İstinafların Türk tarihinde büyük bir yargı reformunun adı olduğuna dikkati çeken Bozdağ, "Türkiye'de cumhuriyet döneminde en büyük yargı reformu Gazi Mustafa Kemal Atatürk'ün yeni devlette yeni bir yargı anlayışında mahkeme teşkilatında yaptığı reformdur. O günden bugüne yargı alanında önemli değişiklikler yapılmış. Yasalar hayata geçirilmiş. En önemli değişiklik nedir derseniz, istinaf mahkemelerinin kurulmasına ilişkin yasal düzenlemelerdir." diye konuştu.

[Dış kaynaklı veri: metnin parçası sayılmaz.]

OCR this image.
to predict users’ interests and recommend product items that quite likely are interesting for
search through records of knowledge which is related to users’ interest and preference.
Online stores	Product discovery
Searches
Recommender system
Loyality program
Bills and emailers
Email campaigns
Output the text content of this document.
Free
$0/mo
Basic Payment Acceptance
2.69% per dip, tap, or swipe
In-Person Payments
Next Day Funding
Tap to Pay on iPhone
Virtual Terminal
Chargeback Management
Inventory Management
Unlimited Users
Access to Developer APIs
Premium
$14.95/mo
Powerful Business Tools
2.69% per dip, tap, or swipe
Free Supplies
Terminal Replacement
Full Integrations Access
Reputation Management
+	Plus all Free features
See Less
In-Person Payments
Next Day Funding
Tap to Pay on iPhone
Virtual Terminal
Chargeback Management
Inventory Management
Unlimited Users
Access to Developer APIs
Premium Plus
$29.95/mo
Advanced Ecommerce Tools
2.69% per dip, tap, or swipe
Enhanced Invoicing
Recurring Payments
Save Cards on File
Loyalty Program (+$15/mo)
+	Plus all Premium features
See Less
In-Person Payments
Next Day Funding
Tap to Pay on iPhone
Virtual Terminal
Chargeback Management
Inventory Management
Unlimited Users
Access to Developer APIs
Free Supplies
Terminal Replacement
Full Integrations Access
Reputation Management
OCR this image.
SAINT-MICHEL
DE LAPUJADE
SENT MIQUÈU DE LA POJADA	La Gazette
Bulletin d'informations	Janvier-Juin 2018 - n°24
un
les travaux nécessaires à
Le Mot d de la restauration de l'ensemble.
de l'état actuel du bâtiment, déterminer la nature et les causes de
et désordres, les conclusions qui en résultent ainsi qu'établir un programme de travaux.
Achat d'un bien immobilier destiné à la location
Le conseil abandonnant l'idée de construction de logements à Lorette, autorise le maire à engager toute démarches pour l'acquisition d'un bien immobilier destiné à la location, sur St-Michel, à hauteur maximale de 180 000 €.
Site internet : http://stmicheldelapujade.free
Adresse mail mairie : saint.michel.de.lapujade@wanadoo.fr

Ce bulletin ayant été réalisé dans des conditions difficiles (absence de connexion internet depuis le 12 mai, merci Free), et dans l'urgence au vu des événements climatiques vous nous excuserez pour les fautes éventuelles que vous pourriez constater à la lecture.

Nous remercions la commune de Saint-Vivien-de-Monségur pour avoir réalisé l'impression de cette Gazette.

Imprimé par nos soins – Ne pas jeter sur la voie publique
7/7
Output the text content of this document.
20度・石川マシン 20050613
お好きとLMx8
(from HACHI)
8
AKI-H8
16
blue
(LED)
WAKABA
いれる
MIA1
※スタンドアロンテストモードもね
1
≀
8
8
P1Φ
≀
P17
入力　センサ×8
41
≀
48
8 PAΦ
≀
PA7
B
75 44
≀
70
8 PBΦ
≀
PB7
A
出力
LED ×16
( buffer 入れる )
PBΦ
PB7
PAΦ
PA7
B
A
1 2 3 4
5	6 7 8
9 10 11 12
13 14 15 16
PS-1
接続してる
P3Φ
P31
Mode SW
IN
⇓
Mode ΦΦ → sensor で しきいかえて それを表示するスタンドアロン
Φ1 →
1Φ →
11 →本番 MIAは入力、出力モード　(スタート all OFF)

İstinaf mahkemelerinin kurulmasına ilişkin yasal düzenlemelerin büyük önem arz ettiğini belirten Bozdağ, "Çok net söylüyorum istinaf mahkemeleri Türk yargı sistemi içerisinde sahip olduğu yasal yetkiler ve görevler bakımından ele alındığında Yargıtaydan da Danıştaydan da daha etkin mahkemelerdir. Bu zaman içerisinde ortaya çıkacaktır." dedi.

Bozdağ, istinaf mahkemelerinin yapacağı işlerin başarısının ilk başkanların, üyelerin, savcıların vazifelerini yasalarının gerektirdiği şekilde yapmasına bağlı olduğuna dikkati çekti.

Toplantıya, Adalet Bakanlığı Bakan Yardımcısı Bilal Uçar, HSYK Başkanvekili Mehmet Yılmaz, Müsteşar Kenan İpek ve HSYK üyeleri katıldı.